Because virtualization has become such a cornerstone technology, especially in the server world, it’s bound to evolve in ways that influence computing in any number of other realms. Here are a few future trends that are worth looking out for.
Virtualization mostly works right now as something supported by the OS and the hardware—that is, it's something the operating system and the underlying processor have the native capacity for, but which is only used when an application specifically asks for it.The next step up is for virtualization to be the default—for all OSes to run under a hypervisor as standard behavior, or to have the OS itself use a similar partitioning scheme to keep different user contexts separate. The hardware and OSes in question would talk to each other through an industry-standard set of interfaces, so it wouldn’t matter what hardware or OS was being used.

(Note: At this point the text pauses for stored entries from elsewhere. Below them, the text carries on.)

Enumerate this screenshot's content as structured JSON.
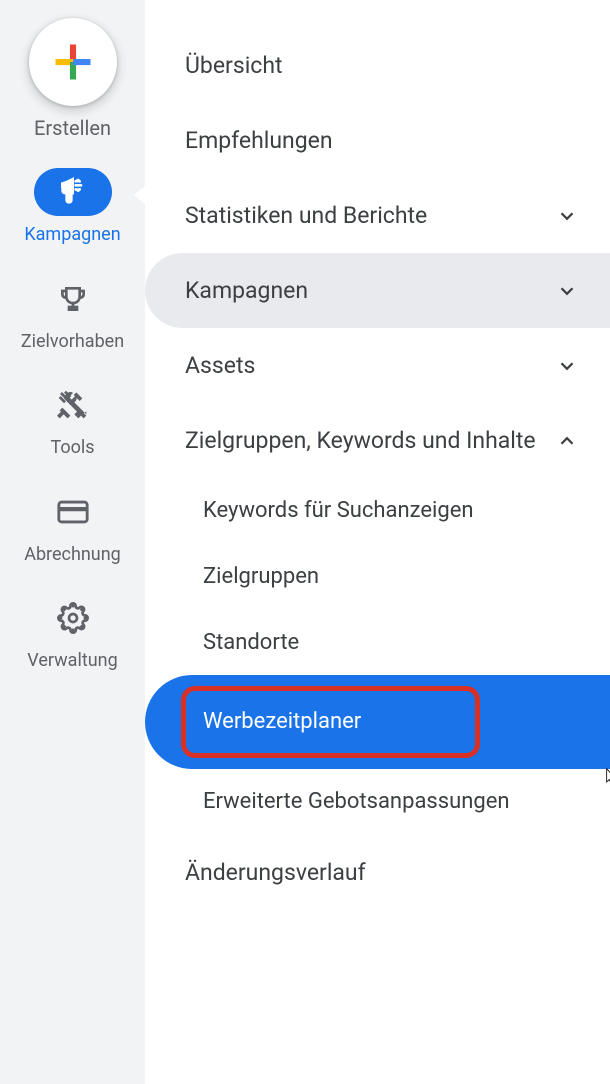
{
  "sidebar": {
    "create_label": "Erstellen",
    "items": [
      {
        "label": "Kampagnen",
        "active": true
      },
      {
        "label": "Zielvorhaben",
        "active": false
      },
      {
        "label": "Tools",
        "active": false
      },
      {
        "label": "Abrechnung",
        "active": false
      },
      {
        "label": "Verwaltung",
        "active": false
      }
    ]
  },
  "menu": {
    "items": [
      {
        "label": "Übersicht",
        "expandable": false
      },
      {
        "label": "Empfehlungen",
        "expandable": false
      },
      {
        "label": "Statistiken und Berichte",
        "expandable": true,
        "expanded": false
      },
      {
        "label": "Kampagnen",
        "expandable": true,
        "expanded": false,
        "hovered": true
      },
      {
        "label": "Assets",
        "expandable": true,
        "expanded": false
      },
      {
        "label": "Zielgruppen, Keywords und Inhalte",
        "expandable": true,
        "expanded": true,
        "children": [
          {
            "label": "Keywords für Suchanzeigen"
          },
          {
            "label": "Zielgruppen"
          },
          {
            "label": "Standorte"
          },
          {
            "label": "Werbezeitplaner",
            "selected": true,
            "highlighted": true
          },
          {
            "label": "Erweiterte Gebotsanpassungen"
          }
        ]
      },
      {
        "label": "Änderungsverlauf",
        "expandable": false
      }
    ]
  }
}
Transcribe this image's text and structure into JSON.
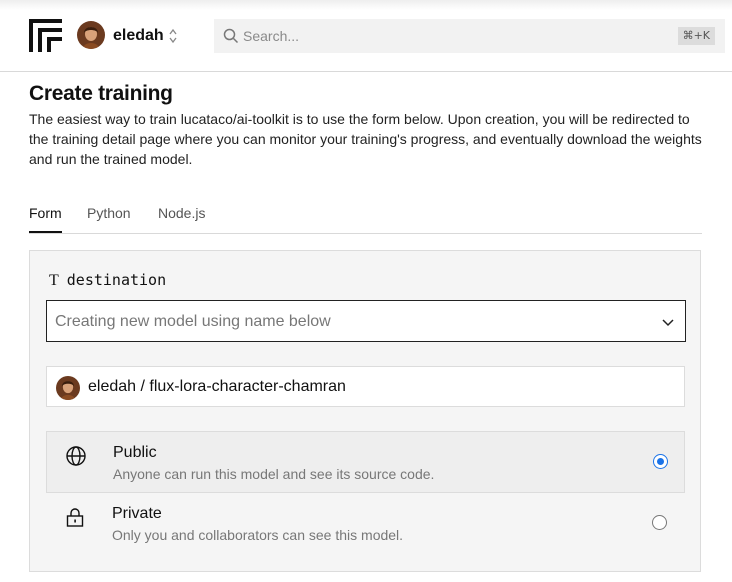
{
  "header": {
    "user_name": "eledah",
    "search_placeholder": "Search...",
    "search_shortcut": "⌘+K"
  },
  "page": {
    "title": "Create training",
    "intro": "The easiest way to train lucataco/ai-toolkit is to use the form below. Upon creation, you will be redirected to the training detail page where you can monitor your training's progress, and eventually download the weights and run the trained model."
  },
  "tabs": [
    {
      "label": "Form",
      "active": true
    },
    {
      "label": "Python",
      "active": false
    },
    {
      "label": "Node.js",
      "active": false
    }
  ],
  "form": {
    "destination_label": "destination",
    "destination_type_icon": "T",
    "destination_value": "Creating new model using name below",
    "model_owner": "eledah",
    "model_separator": "/",
    "model_name": "flux-lora-character-chamran",
    "visibility": [
      {
        "title": "Public",
        "description": "Anyone can run this model and see its source code.",
        "icon": "globe-icon",
        "selected": true
      },
      {
        "title": "Private",
        "description": "Only you and collaborators can see this model.",
        "icon": "lock-icon",
        "selected": false
      }
    ]
  },
  "colors": {
    "accent": "#1a73e8",
    "panel_bg": "#f5f5f5"
  }
}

Another aspect of this will be tighter integration of I/O-intensive
resources such as network or disk hardware. Those advances require
close cooperation with hardware makers, but it’s ultimately in their
best future interest to create hardware that virtualizes well, that is
performs well under virtualization, and can offer a virtualization
environments features that wouldn't be possible in an unvirtualized
environment -- for instance, automatically creating a differenced
version of the same physical disk between two or more virtualized OSes.

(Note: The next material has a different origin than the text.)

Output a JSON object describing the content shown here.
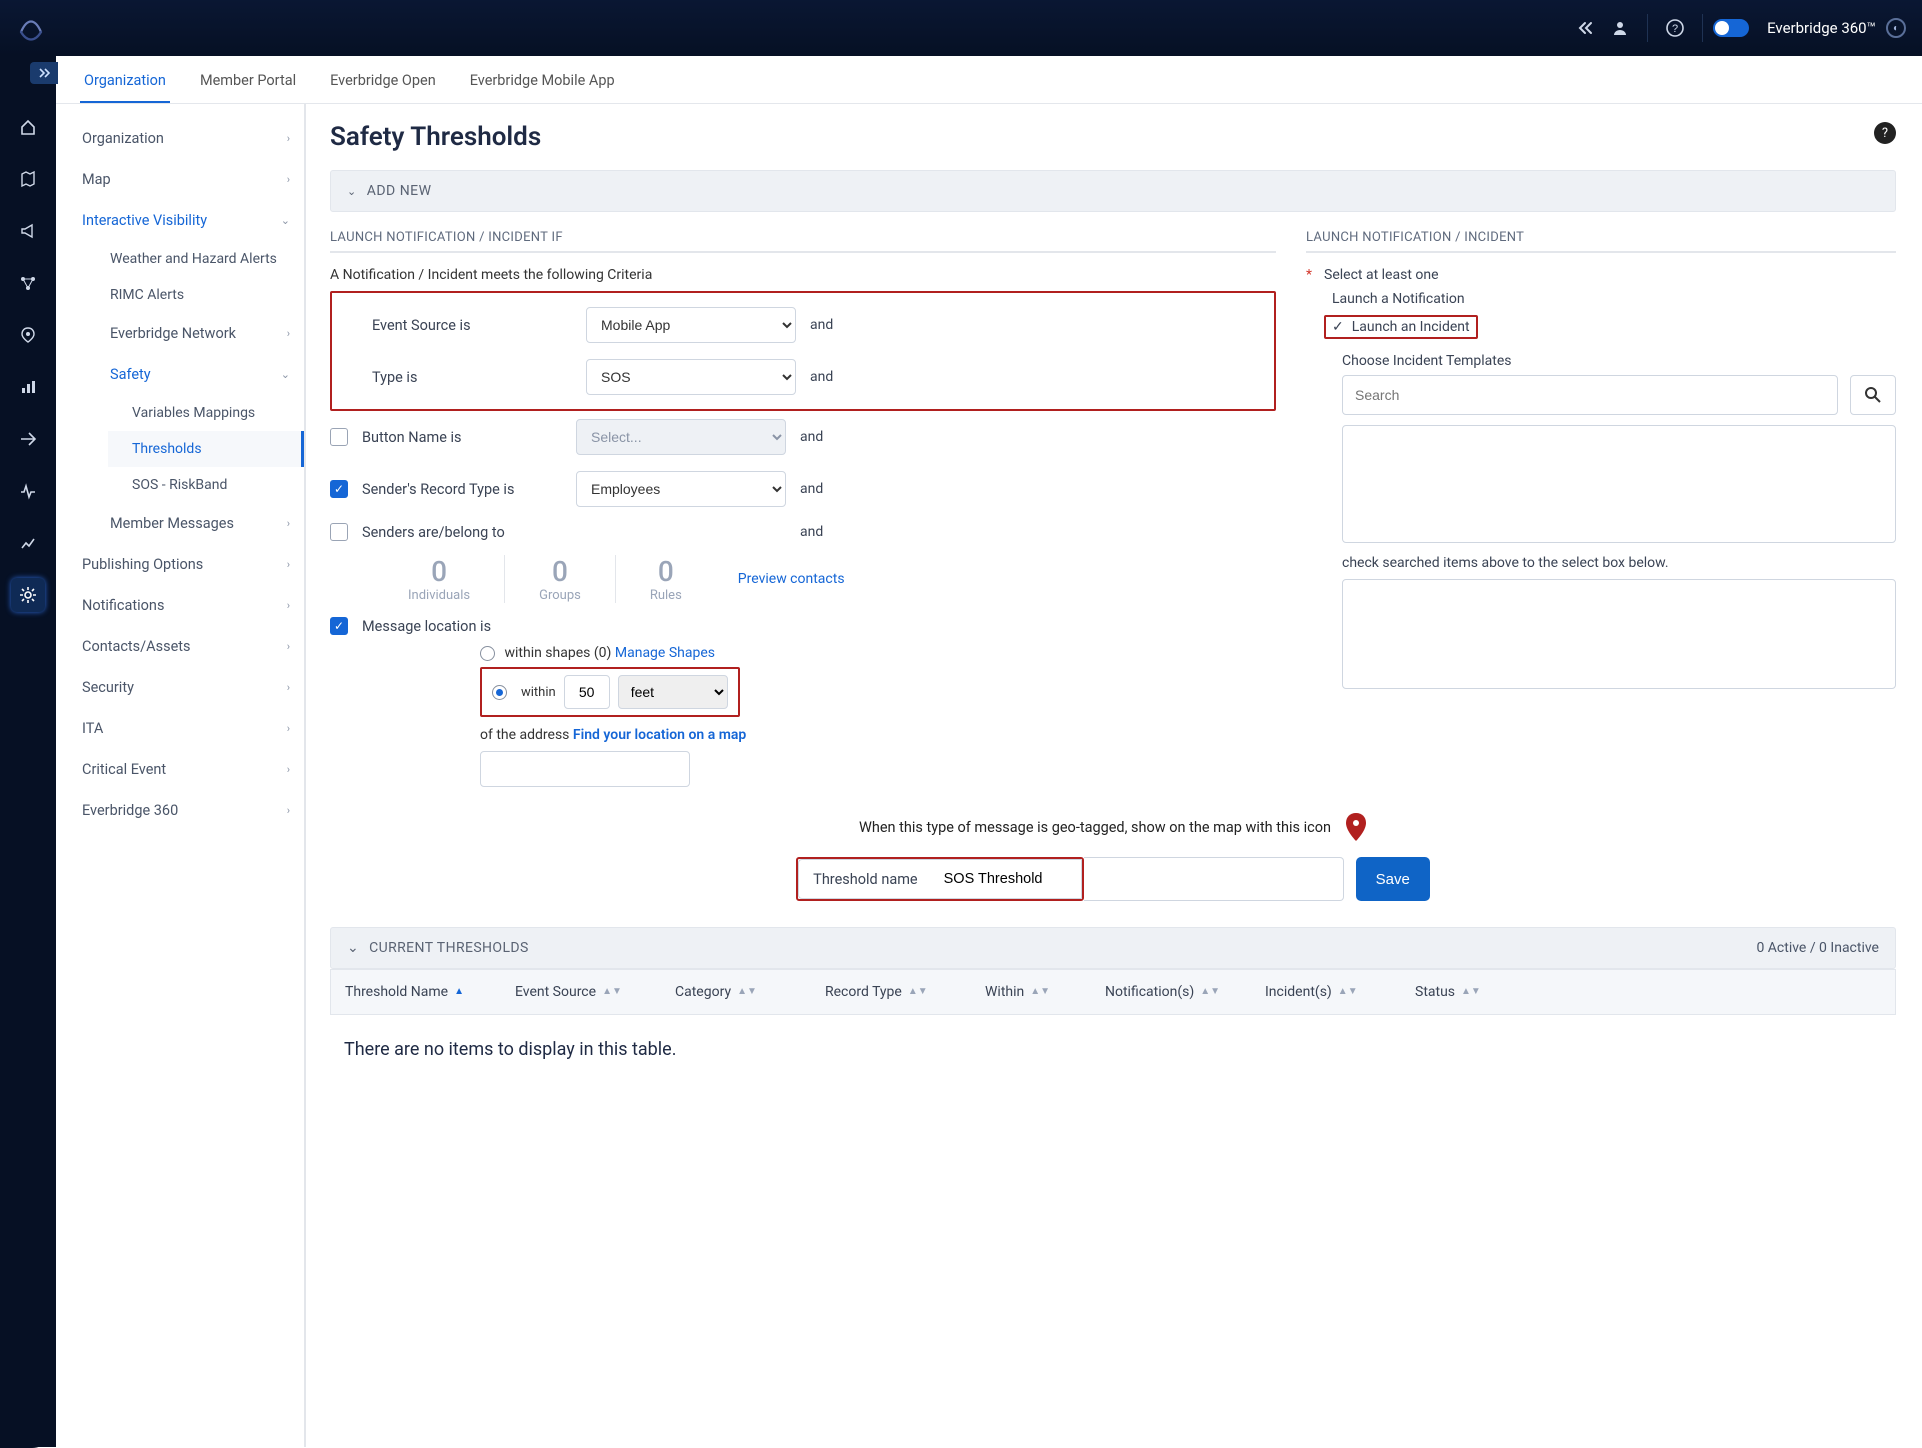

This in turn means virtualization solutions of different scales will
be everywhere. Not just in the server, but on the desktop—especially
now that the desktop routinely has enough storage, memory and CPU power
to support virtualization solutions. It’s not clear how much further
native support the desktop OS of the future will provide for
virtualization or in what form (Windows 7’s XP mode comes to mind as a
first step), but once the capacity is there, it’s bound to be used.
Virtualization on mobile devices shouldn't be dismissed either,
especially with the appearance of products like VMware MVP, which
allows multiple mobile OSes on a single device via virtual machines.
Finally, it’ll be come more crucial for software makers to think about virtualization as a common element of the computing environment, much as they have been previously pressured to think about and plan for using multiple cores. An app that’s aware it’s running in a virtual container can intelligently activate or deactivate functions that complement such an environment—for instance, to talk to standard virtualization interfaces when applicable.